+ Mons. Manuel Herrero Fernández, OSA. Obispo de Palencia
El domingo anterior presenté varios humanismos post o trans y quedarían dos. Por un lado, el transhumanismo eugenésico. La intervención humana puede llegar a ser como un factor de la evolución biológica, añadiendo a la selección natural de Darwin, la selección promovida por medios técnicos, la selección premeditada de los individuos que han de nacer y esto no sólo con individuos aislados, sino con la misma especie humana en el caso de que la selección de rasgos genéticos se prolongara en varias generaciones sucesivas. Las técnicas de la selección germinal y de la clonación abren la posibilidad de producir individuos con determinadas características. A esto habría que añadir la superación de la necesidad de la reproducción sexual en el útero materno, el sueño de un posfeminismo y la tentación de combinar el genoma humano con genes de otras especies para producir quimeras, incluso superando todo lo imaginable, unos nacerían esclavos especializados y otros como parte de la élite.
Y el transhumanismo robótico: una sociedad artificial. Es la posibilidad de crear máquinas inteligentes. La inteligencia artificial podría llegar a que las máquinas fueran sujetos de auténticos estados mentales y debieran ser reconocidos como personas. La ciencia ficción ha explotado este motivo hasta la saciedad. Ahí están las computadoras, los robots, los androides con personalidad propia; incluso en el delirio de algunos, las máquinas serían capaces de autorreplicarse y colonizar otros planetas; es más, verter la mente de una persona en un soporte informático que hiciera posible la supervivencia personal.
Estas nuevas visiones de lo humano llevan al nihilismo. «El concepto que fue usual durante muchos años era que la idea del desarrollo, técnico-científico y económico basta para remolcar, como una locomotora, los vagones de todo el tren del desarrollo humano, la libertad, democracia, autonomía, moralidad... Pero lo que se constata hoy día es que esos tipos de desarrollo han traído muchas veces subdesarrollos mentales, psíquicos y morales» (Edgar Morin, citado por Julio Martínez, en una tercera de ABC). Este nihilismo está asociado a la postmodernidad tecnológica y va más allá del relativismo ético, pues difumina la materia misma sobre la que reflexionar y desprecia la experiencia inmediata y la conciencia de la realidad, tanto respecto a la naturaleza como a la sociedad.

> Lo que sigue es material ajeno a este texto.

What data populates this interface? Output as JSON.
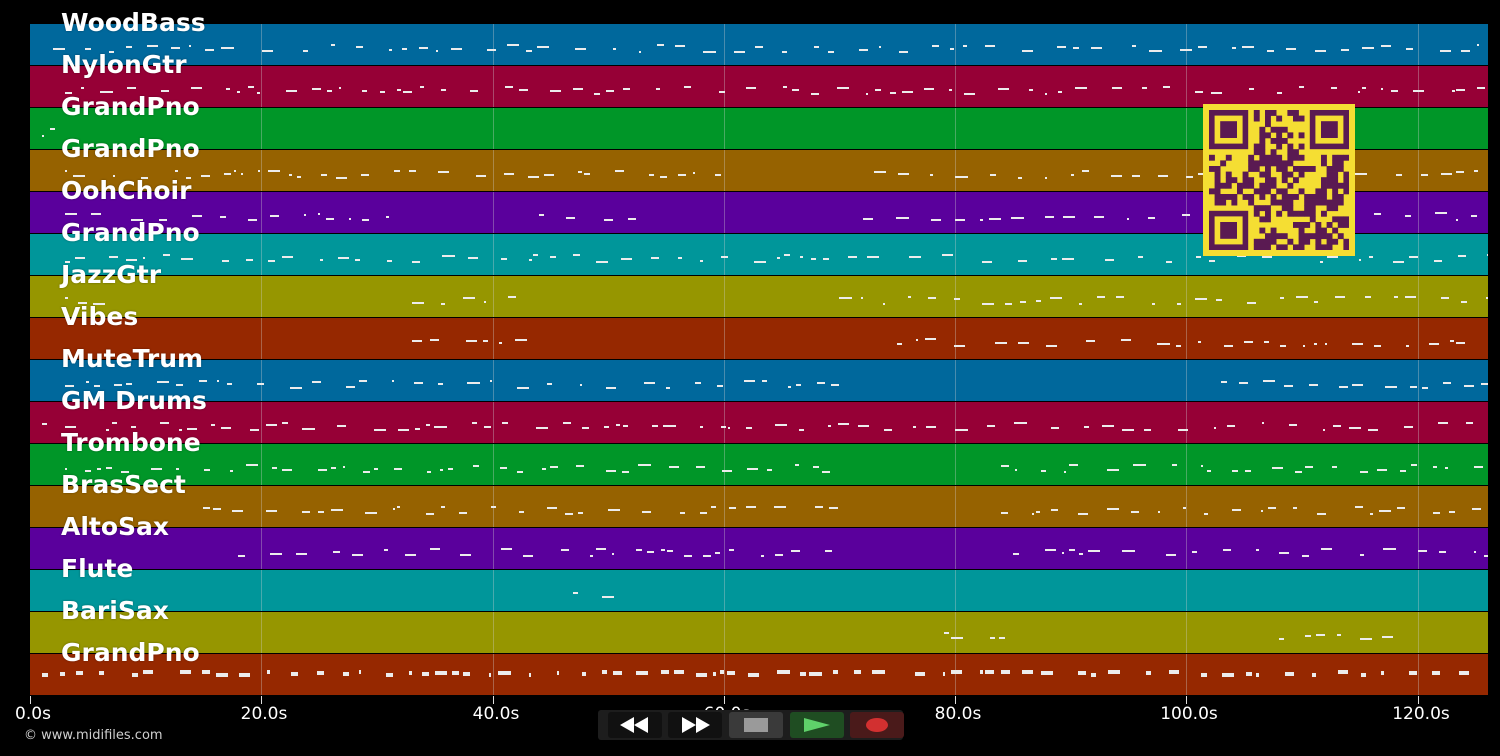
{
  "tracks": [
    {
      "label": "WoodBass",
      "color": "#00689c"
    },
    {
      "label": "NylonGtr",
      "color": "#960036"
    },
    {
      "label": "GrandPno",
      "color": "#009628"
    },
    {
      "label": "GrandPno",
      "color": "#966200"
    },
    {
      "label": "OohChoir",
      "color": "#5a009c"
    },
    {
      "label": "GrandPno",
      "color": "#00969a"
    },
    {
      "label": "JazzGtr",
      "color": "#969600"
    },
    {
      "label": "Vibes",
      "color": "#962800"
    },
    {
      "label": "MuteTrum",
      "color": "#00689c"
    },
    {
      "label": "GM Drums",
      "color": "#960036"
    },
    {
      "label": "Trombone",
      "color": "#009628"
    },
    {
      "label": "BrasSect",
      "color": "#966200"
    },
    {
      "label": "AltoSax",
      "color": "#5a009c"
    },
    {
      "label": "Flute",
      "color": "#00969a"
    },
    {
      "label": "BariSax",
      "color": "#969600"
    },
    {
      "label": "GrandPno",
      "color": "#962800"
    }
  ],
  "timeline": {
    "ticks": [
      "0.0s",
      "20.0s",
      "40.0s",
      "60.0s",
      "80.0s",
      "100.0s",
      "120.0s"
    ],
    "max_seconds": 126
  },
  "transport": {
    "rewind": "rewind-icon",
    "fast_forward": "fast-forward-icon",
    "stop": "stop-icon",
    "play": "play-icon",
    "record": "record-icon"
  },
  "copyright": "© www.midifiles.com",
  "qr_code": "qr-code"
}
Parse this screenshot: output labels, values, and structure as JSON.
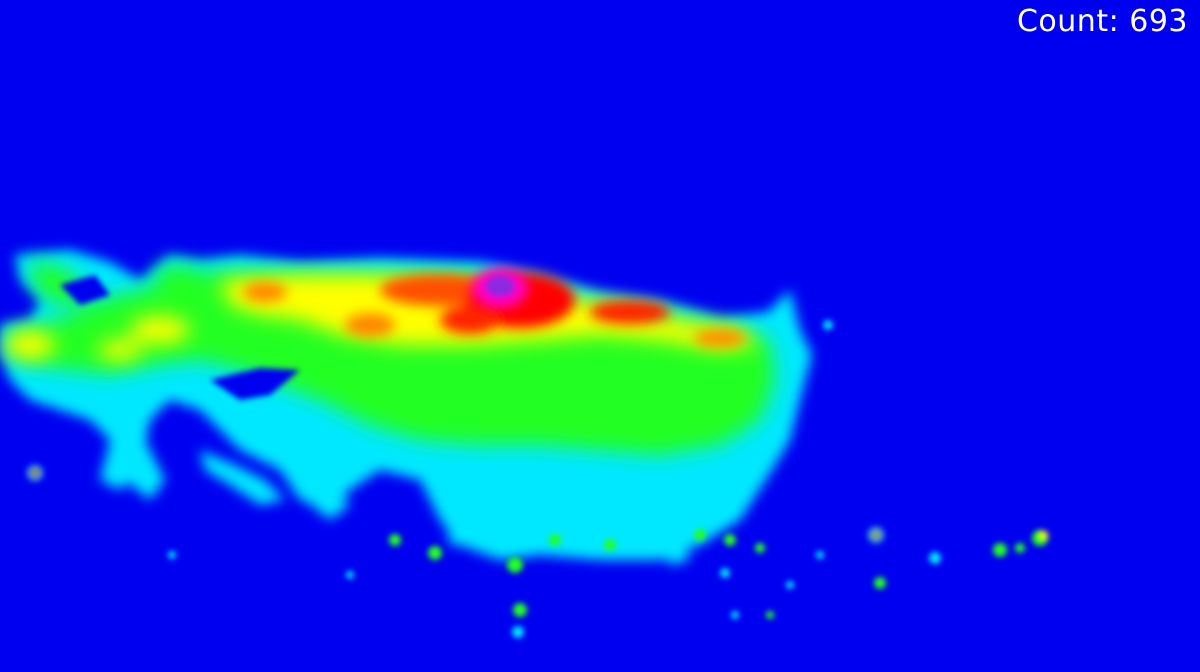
{
  "overlay": {
    "count_label": "Count:",
    "count_value": "693"
  },
  "colors": {
    "background": "#0000f0",
    "low": "#00e8ff",
    "mid": "#22ff22",
    "high": "#ffff00",
    "peak": "#ff0000",
    "core": "#8a2be2",
    "text": "#ffffff"
  }
}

El frenesí legislativo de nuevas leyes “trans”, del “sólo sí es sí”, del bienestar animal... De nuevas realidades familiares, de la eutanasia o de la modificación de la ley del aborto, es perfecta muestra de ese nuevo nihilismo, cuyo soporte principal es “deconstruir” desde el poder. Diluye el sentido de la verdad y los valores, y lamina los vínculos familiares; eleva el valor de la vida animal, devaluando la vida humana de los que no han nacido o de los enfermos crónicos y ancianos en el final de su andadura vital. Difumina el sentido del cuerpo humano y convierte el género en un producto que cada cual puede construir como le apetezca, prescindiendo incluso de aquellos con quienes la vida está entrelazada: el caso de los menores que pueden elegir su cambio de género sin contar con sus padres es manifestada en la alteridad humana y la radical ambigüedad sobre la corporalidad y la dificultad para que, a través del cuerpo y en él, se haga presente el ser humano mujer o varón (Julio J. Martínez, Idem).
El transhumanismo se vende como una religión en que tú eres dios, en la que ser el ser humano se va a trascender creando a su sucesor, el post-humanismo, una criatura artificial que, por otro lado, será completamente imperfecta. El debate hoy no es si los robots nos van a quitar trabajo o si ChatGPT -la inteligencia artificial- se va a usar para copiar tesis doctorales, guiones de series; el tema es más profundo, es una batalla espiritual... Estamos ante la soberbia del ser humano que cae en la tentación de la serpiente de «Seréis como Dios en el conocimiento del bien y del mal» (Gn 3, 5).
«Este nihilismo no se combate con teorías de absolutos morales defendidas por católicos más papistas que el papa; mucho menos cuando estas se convierten en arma ideológica para frenar el desarrollo doctrinal necesario en la propuesta moral de la Iglesia. Hay que proceder con rigor, sosiego y prudencia, pues es claramente perjudicial desembocar en maximalismos por un polo o por su contrario, que impiden el esfuerzo hermenéutico de la búsqueda de la verdad moral y la escucha de la realidad, y pierden fácilmente la centralidad de la persona» (Julio. J. Martínez, Idem).